Review: On Christian Leadership

Posted by Amal Morcos on 12th May 2020

On Christian Leadership is a truly fantastic in depth study of the friendship and working relationship between two giants of 20th century Orthodox theology: Frs Georges Florovsky and Alexander Schmemann. The book presents, for the first time in English, their complete correspondence between 1947 and 1955.

But the book offers a lot more than their correspondence, which by the way is gripping, interesting, poignant and ultimately tragic because of the rift between them that occurred in 1955 and that was never reconciled. In the first few chapters, before presenting the correspondence, translator and author Paul L. Gavrilyuk writes deeply satisfying biographies of the two men. We learn about their families, origins, formative years, the history of the Russian emigre generation of which they were both members, and how and by whom they were influenced in their development as theologians.

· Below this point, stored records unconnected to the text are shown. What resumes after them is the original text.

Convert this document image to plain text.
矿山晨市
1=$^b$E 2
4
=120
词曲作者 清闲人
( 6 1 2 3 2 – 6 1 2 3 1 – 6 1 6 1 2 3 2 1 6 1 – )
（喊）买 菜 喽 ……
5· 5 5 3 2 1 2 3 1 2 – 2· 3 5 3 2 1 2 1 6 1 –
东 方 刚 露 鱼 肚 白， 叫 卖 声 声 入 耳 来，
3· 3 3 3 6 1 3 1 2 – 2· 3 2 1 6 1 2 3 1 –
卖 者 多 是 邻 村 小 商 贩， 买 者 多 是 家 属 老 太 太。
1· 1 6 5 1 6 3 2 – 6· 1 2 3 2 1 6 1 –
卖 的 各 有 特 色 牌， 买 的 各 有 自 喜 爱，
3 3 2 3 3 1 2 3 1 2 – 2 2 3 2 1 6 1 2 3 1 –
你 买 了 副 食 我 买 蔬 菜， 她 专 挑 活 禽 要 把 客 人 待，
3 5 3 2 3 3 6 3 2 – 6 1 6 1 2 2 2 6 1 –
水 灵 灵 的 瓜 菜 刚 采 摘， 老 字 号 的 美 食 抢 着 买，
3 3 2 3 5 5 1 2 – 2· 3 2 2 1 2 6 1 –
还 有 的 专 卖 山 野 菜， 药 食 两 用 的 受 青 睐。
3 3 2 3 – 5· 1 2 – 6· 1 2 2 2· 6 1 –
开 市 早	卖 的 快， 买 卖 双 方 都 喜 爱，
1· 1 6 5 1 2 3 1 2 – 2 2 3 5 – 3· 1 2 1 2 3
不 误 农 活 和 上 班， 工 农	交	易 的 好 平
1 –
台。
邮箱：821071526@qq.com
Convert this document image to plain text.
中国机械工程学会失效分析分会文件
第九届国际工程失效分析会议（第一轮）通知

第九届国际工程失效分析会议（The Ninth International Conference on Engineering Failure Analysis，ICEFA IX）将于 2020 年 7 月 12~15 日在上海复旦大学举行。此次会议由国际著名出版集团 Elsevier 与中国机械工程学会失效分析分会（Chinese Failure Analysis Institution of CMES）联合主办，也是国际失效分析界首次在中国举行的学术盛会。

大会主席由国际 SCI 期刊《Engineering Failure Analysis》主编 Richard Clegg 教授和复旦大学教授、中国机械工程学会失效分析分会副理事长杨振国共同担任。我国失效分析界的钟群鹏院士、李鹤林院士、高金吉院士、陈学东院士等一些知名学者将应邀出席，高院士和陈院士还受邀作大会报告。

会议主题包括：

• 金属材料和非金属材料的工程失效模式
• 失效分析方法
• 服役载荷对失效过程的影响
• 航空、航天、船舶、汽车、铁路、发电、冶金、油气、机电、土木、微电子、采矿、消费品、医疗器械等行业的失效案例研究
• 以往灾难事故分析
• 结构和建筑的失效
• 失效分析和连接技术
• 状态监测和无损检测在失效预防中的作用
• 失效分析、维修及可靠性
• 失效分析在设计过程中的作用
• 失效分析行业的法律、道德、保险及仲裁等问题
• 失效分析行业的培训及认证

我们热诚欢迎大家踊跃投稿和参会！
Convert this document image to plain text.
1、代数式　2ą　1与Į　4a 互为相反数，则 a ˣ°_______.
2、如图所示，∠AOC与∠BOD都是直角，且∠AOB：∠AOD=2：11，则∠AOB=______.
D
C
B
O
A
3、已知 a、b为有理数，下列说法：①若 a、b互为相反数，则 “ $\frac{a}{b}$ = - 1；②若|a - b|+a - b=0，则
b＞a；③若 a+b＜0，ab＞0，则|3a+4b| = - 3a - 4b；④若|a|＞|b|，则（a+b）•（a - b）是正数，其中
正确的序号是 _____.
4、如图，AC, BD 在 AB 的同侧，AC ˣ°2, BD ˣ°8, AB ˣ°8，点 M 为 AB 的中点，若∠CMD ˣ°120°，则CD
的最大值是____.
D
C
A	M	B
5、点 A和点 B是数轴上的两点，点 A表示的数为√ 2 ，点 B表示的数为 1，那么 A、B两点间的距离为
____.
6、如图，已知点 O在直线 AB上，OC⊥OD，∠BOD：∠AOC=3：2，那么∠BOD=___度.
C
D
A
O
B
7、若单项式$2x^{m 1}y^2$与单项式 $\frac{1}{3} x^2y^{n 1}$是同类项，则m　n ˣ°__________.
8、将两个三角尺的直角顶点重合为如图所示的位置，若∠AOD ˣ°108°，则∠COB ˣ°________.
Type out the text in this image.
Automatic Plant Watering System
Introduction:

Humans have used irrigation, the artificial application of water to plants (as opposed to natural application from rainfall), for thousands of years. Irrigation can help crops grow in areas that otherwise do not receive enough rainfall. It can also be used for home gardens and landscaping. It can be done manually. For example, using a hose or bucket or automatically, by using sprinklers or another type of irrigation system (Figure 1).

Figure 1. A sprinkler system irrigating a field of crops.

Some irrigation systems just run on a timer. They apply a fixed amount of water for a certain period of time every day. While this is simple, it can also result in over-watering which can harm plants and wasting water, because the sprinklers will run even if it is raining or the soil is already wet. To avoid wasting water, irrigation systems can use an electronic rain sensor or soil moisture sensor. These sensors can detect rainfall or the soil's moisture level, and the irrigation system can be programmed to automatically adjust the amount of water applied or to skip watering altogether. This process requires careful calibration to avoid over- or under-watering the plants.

We also learn about 20th century Russian theology, Orthodox participation in the ecumenical movement, the formation of the different Orthodox jurisdictions in America, their inter-Orthodox battles, and most importantly the formation of the first theological institutions in America – primarily St. Vladimir’s Orthodox Theological Seminary where Schmemann and Florovsky collaborated together.

Above all, Gavrilyuk writes effectively about the formation of each man, their drives and their psychology. For example, the effect that poetry had on nine-year-old Schmemann:

I vividly remember the handwritten notebooks he put together by himself—actually an anthology of Russian poetry. If I had not met him when I was nine, if I hadn’t been his favorite student (because of poetry) in those formative years, from 9 to 14, I think my life would have taken a different course. With the opening to poetry began a liberation of the spirit, an intuition of something “other.”

Gavrilyuk then shows that that “something ‘other’” would eventually lead Schmemann to a life in the church and to theology.

Gavrilyuk is rather humble about his work in translating the correspondence. He admits that something is inevitably lost in translation. He writes:

Translation is a humbling experience. You begin with the best intention of balancing the colorfulness of the original with the clarity of the translation. Halfway through the project, you realize that by straitjacketing Russian into English you scramble the music of the former and destroy the architecture of the latter. When you finish, you have the nagging thought that you have just ruined a fine piece of literature.

No doubt this is the experience of all translators and it should not take away from the monumental significance of having the dialogue between two giants of modern Orthodoxy in English for the first time.